Scott McArdle, in his Director’s Note, writes that “we rarely see sci-fi on stage”, and that “we hope we can show you things not done that often on stage, that we can make you question and wonder and even, maybe, take your breath away.” It is true, we hardly ever see sci-fi done on stage, but Between Solar Systems has attempted this and has executed it with aplomb. The computer monitor, which I mentioned earlier, as Vi’s visual communication method, is as much an essential part of the play as any of the characters. The slides move seamlessly throughout the show, and you can see that a lot of work has gone into the making of this—the monitor is integral to the Vi’s part, and the technicalities involved in crafting this piece of technology, which, combined with Jo Morris’ voice, brings Vi to life.
The use of projection as well as lighting choices is done very cleverly in this play. From creating galaxies to shining sunlight, to spotlights that not only focus on the actor, but depict the characters’ plight as well—projection plays a great role in the show. All this, interwoven with Drew Krapljanov’s hauntingly beautiful music, gives Between Solar Systems an atmosphere as brilliant as the story itself is. Hats off to AV designer, Warwick Doddrell, sound designer Tim Brain, and lighting designer, Scott McArdle, for doing such a fantastic job.
The show goes on for 75 minutes, and from the very first second you enter the theatre, Nick Maclaine is onstage, and remains onstage for 72 minutes of the 75 minute running time. His acting prowess has been proven again and again in the many roles he’s undertaken, and Nick brings his A-game to Between Solar Systems. Nick embodies the humanity in Vincent perfectly. He is in turn heartwarming, comical, terrifying, vulnerable, putting on accents and taking them off, as well as switching characters as quickly as he runs on and off stage.
Jo Morris voices Vi, the ship’s Virtual Intelligence, and good heavens she is magnificent. Without once showing her face, she truly makes you feel for the character, her voice in her semi-robotic tone exhibiting annoyance, anger, affection, sarcasm, frustration, and vulnerability. Jo plays Vi in such a subtle yet powerful way that by the end of the show, you end up almost pitying her. There is an amazing about of humanity about her character, despite the fact that she is supposed to be an unfeeling machine.

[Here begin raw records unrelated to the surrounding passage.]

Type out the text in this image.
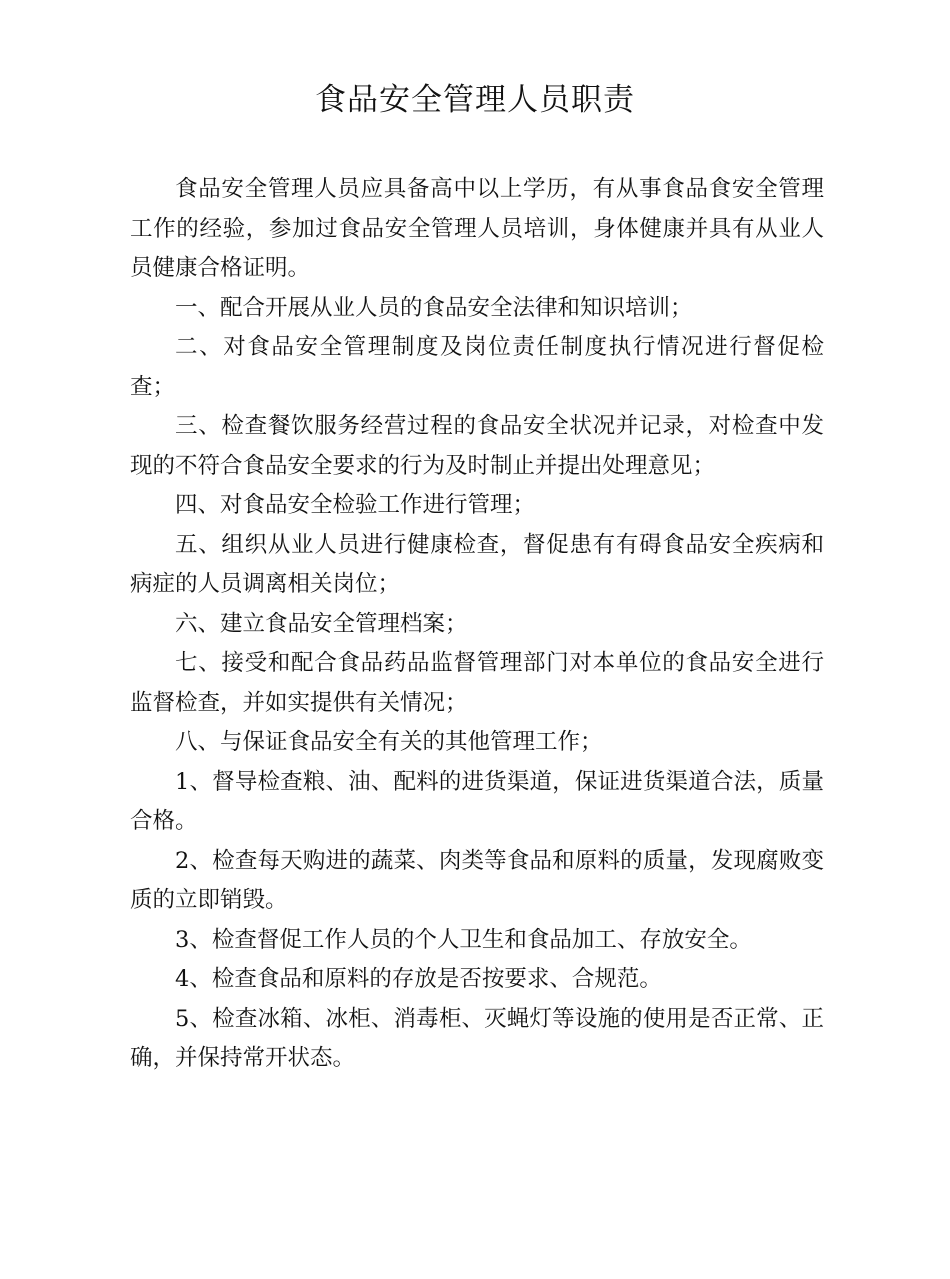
食品安全管理人员职责

食品安全管理人员应具备高中以上学历，有从事食品食安全管理工作的经验，参加过食品安全管理人员培训，身体健康并具有从业人员健康合格证明。

一、配合开展从业人员的食品安全法律和知识培训；

二、对食品安全管理制度及岗位责任制度执行情况进行督促检查；

三、检查餐饮服务经营过程的食品安全状况并记录，对检查中发现的不符合食品安全要求的行为及时制止并提出处理意见；

四、对食品安全检验工作进行管理；

五、组织从业人员进行健康检查，督促患有有碍食品安全疾病和病症的人员调离相关岗位；

六、建立食品安全管理档案；

七、接受和配合食品药品监督管理部门对本单位的食品安全进行监督检查，并如实提供有关情况；

八、与保证食品安全有关的其他管理工作；

1、督导检查粮、油、配料的进货渠道，保证进货渠道合法，质量合格。

2、检查每天购进的蔬菜、肉类等食品和原料的质量，发现腐败变质的立即销毁。

3、检查督促工作人员的个人卫生和食品加工、存放安全。

4、检查食品和原料的存放是否按要求、合规范。

5、检查冰箱、冰柜、消毒柜、灭蝇灯等设施的使用是否正常、正确，并保持常开状态。
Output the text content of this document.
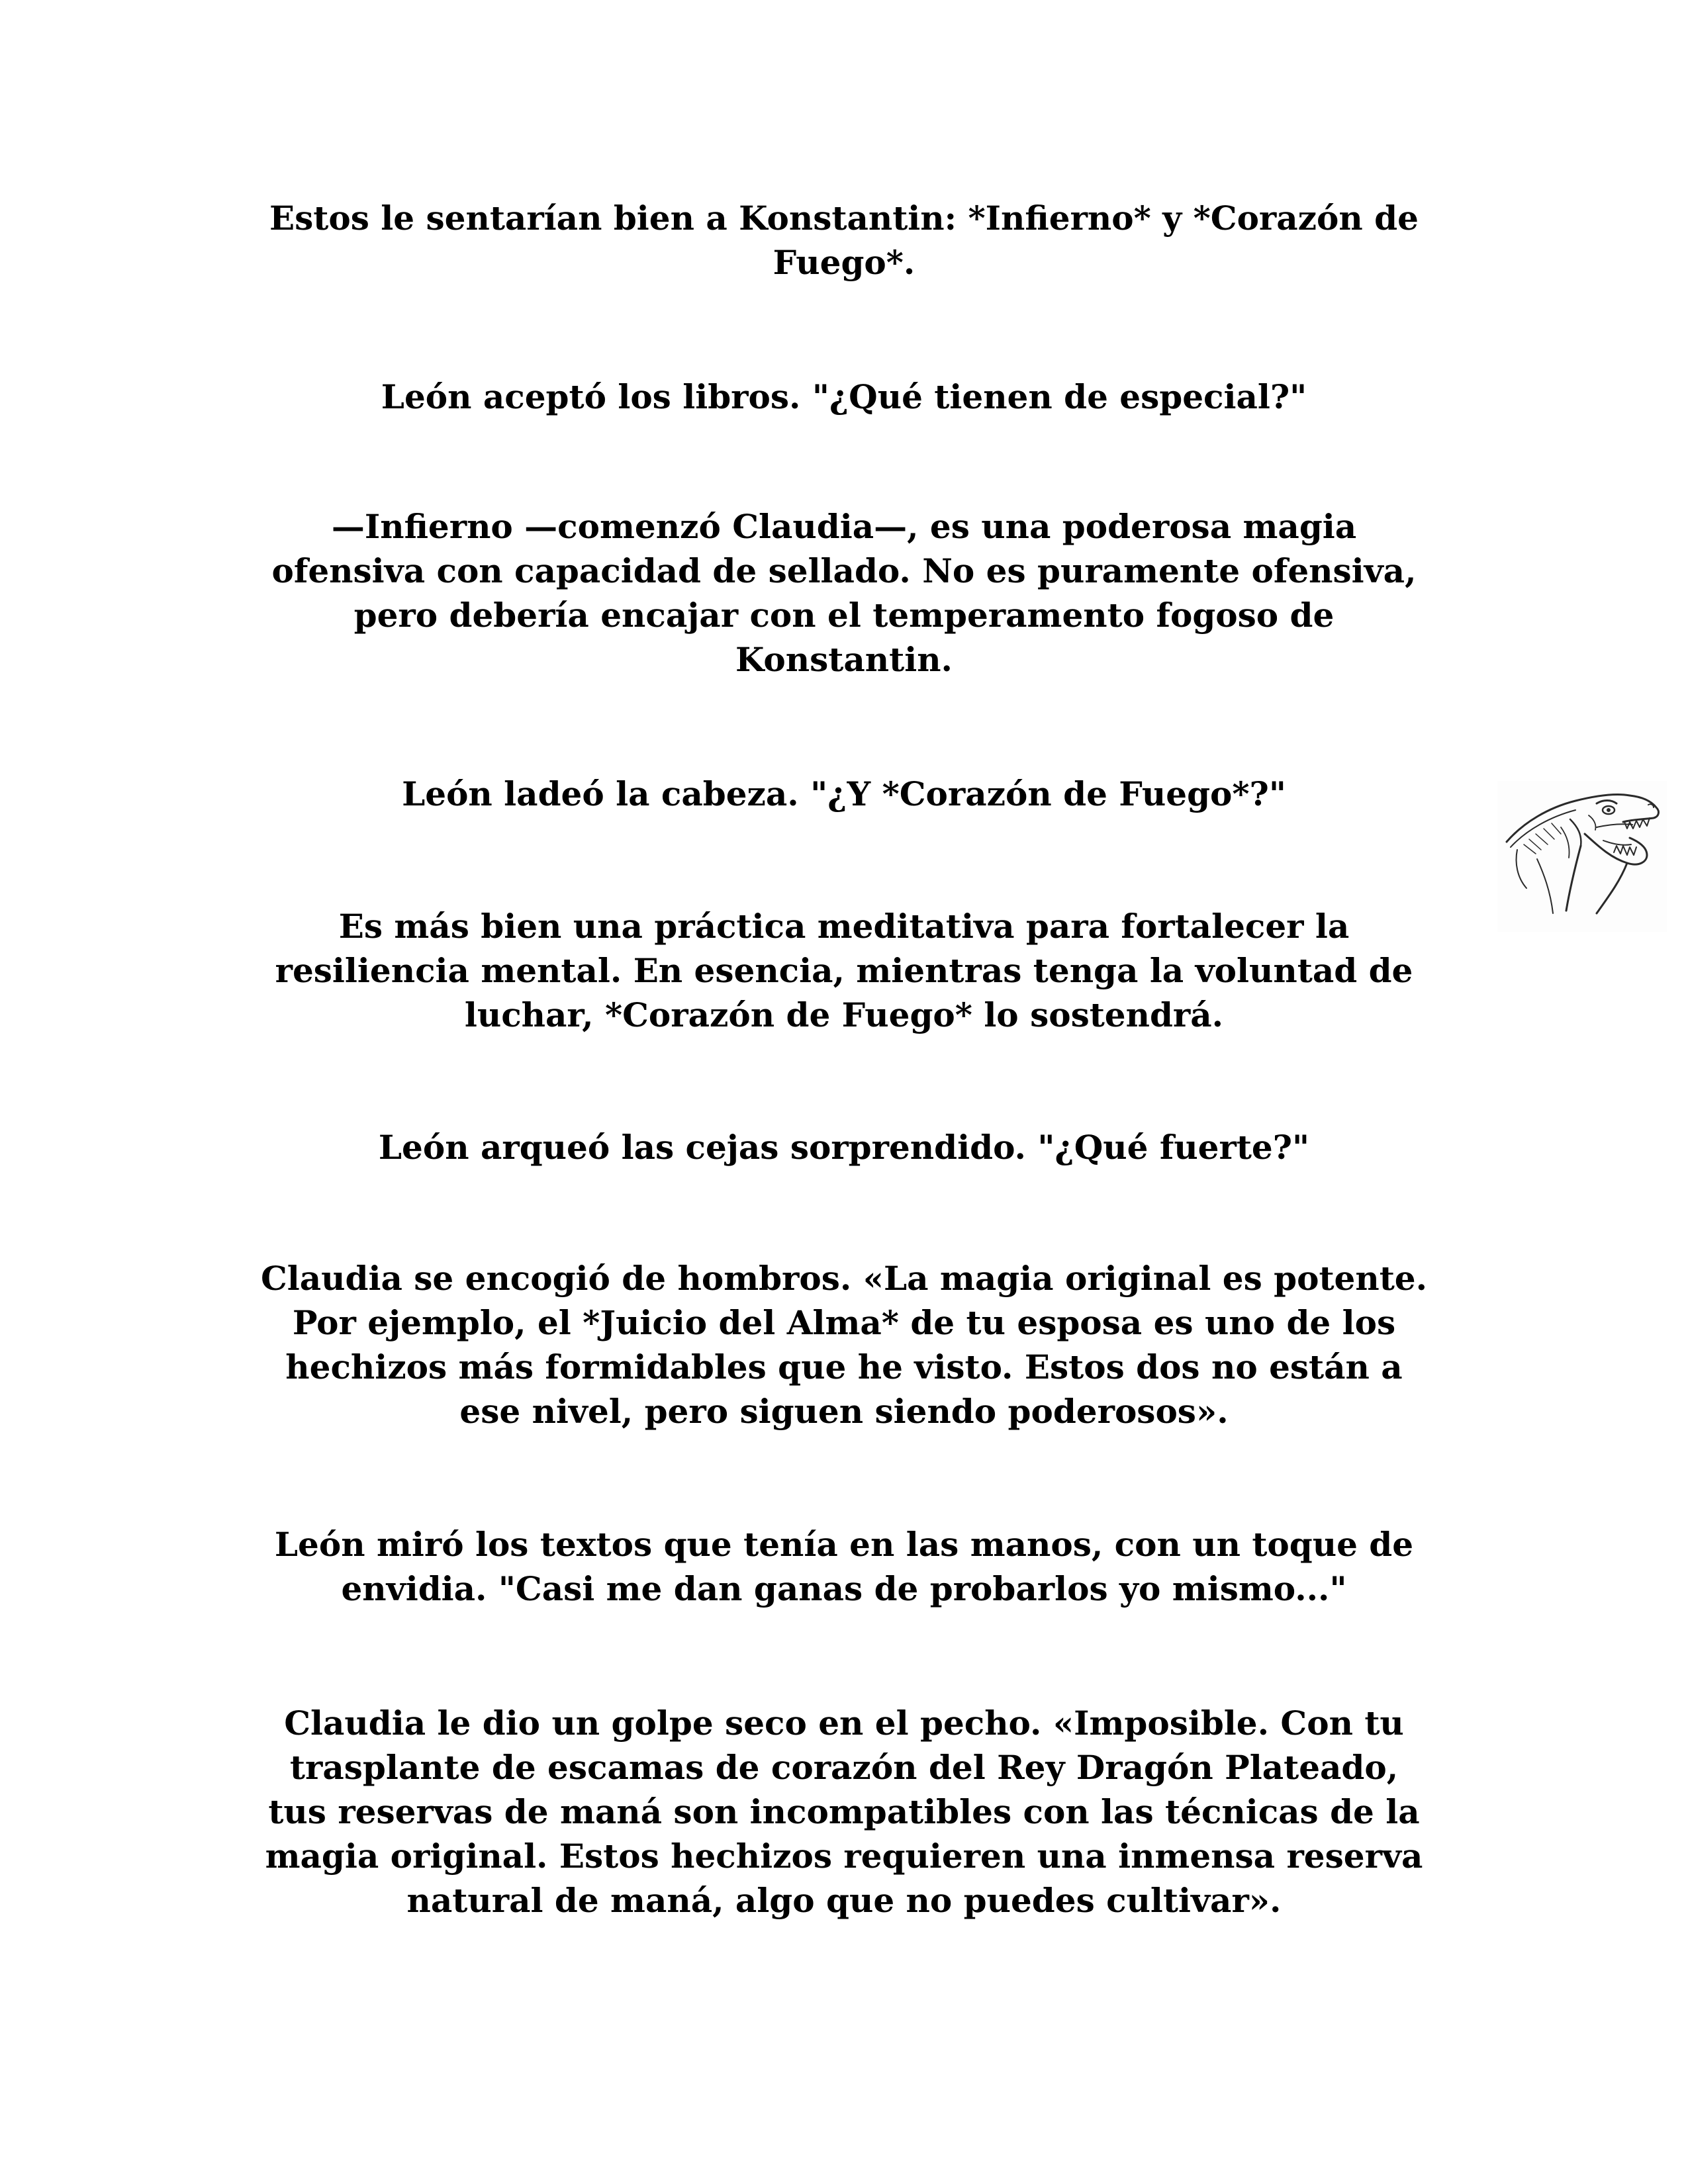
Estos le sentarían bien a Konstantin: *Infierno* y *Corazón de
Fuego*.

León aceptó los libros. "¿Qué tienen de especial?"

—Infierno —comenzó Claudia—, es una poderosa magia
ofensiva con capacidad de sellado. No es puramente ofensiva,
pero debería encajar con el temperamento fogoso de
Konstantin.

León ladeó la cabeza. "¿Y *Corazón de Fuego*?"

Es más bien una práctica meditativa para fortalecer la
resiliencia mental. En esencia, mientras tenga la voluntad de
luchar, *Corazón de Fuego* lo sostendrá.

León arqueó las cejas sorprendido. "¿Qué fuerte?"

Claudia se encogió de hombros. «La magia original es potente.
Por ejemplo, el *Juicio del Alma* de tu esposa es uno de los
hechizos más formidables que he visto. Estos dos no están a
ese nivel, pero siguen siendo poderosos».

León miró los textos que tenía en las manos, con un toque de
envidia. "Casi me dan ganas de probarlos yo mismo..."

Claudia le dio un golpe seco en el pecho. «Imposible. Con tu
trasplante de escamas de corazón del Rey Dragón Plateado,
tus reservas de maná son incompatibles con las técnicas de la
magia original. Estos hechizos requieren una inmensa reserva
natural de maná, algo que no puedes cultivar».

Emily David plays ‘the Woman’, one of the many secrets in this show. Emily, alongside Nick, flits in and out of different personae, in turn commanding, playful, terrified, outraged, and uplifting. It was also interesting to see the dynamic between her and Nick’s characters change as the play progressed, and the blanks slowly started filling.
Scott McArdle’s dialogue is sharp, witty, funny, and is tremendously down to earth in spite of the science fiction nature of the play. No scene is out of place; the entire story is well-paced, and the audience is kept on the edge of their seats. You don’t have to be into sci-fi to enjoy this play.
Between Solar Systems is the best show I’ve seen in a fair while. It’s playing nightly at the Blue Room Theatre at 7pm until the 26th of September. I wholeheartedly urge each and every one of you to go and see it. Trust me, you won’t regret it.